I mentioned that Petaloconchus produces mucus nets to capture food particles from the water. Well, just last month, Eric caught some of their feeding behavior in a short video.
Before watching the video, it will be helpful to remember a few things:
Petaloconchus has two sets of tentacles: the cephalic tentacles are larger, darker, closer to the edge of the shell, and near their base, have a black spot, which is the eye. The pedal tentacles are smaller, paler, and closer to the operculum (the round "trap-door"). Look for both types of tentacles in the photo below and in the video. (The pedal tentacles help guide the mucus nets when feeding.)

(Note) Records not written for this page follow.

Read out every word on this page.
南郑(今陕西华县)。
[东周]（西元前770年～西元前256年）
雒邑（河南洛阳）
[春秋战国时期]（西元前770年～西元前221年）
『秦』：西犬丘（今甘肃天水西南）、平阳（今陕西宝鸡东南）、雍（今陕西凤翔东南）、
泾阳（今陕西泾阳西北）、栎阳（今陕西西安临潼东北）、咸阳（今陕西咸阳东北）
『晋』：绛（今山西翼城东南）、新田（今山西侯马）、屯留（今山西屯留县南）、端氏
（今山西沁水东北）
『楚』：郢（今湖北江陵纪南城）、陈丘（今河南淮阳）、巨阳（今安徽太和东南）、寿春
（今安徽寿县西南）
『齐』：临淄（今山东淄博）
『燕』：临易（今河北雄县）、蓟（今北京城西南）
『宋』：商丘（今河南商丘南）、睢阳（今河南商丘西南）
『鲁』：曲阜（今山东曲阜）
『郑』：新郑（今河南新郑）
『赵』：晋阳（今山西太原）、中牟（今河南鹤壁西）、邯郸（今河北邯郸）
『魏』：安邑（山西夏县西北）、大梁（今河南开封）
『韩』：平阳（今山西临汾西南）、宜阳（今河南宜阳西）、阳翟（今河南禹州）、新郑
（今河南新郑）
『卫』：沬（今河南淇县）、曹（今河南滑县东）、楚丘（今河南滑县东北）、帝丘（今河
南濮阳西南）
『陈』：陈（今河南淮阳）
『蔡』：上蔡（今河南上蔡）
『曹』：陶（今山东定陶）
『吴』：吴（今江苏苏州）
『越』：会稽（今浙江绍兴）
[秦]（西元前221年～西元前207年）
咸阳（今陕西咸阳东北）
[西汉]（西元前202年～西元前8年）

To feed, Petaloconchus spreads a large mucus net into the water for capturing drifting particles. Then they use their radula (tongue-like organ lined with rows of shiny teeth) to grasp the mucus net and haul it back into the mouth using a very rhythmic motion. This is one of the behaviors highlighted in the video.
These tube snails are relatively small — the largest tube openings are ~2 mm across — so Eric filmed them under a microscope. Otherwise, it wouldn't be easy to observe this behavior and to watch these fascinating snails in action. Thanks, Eric!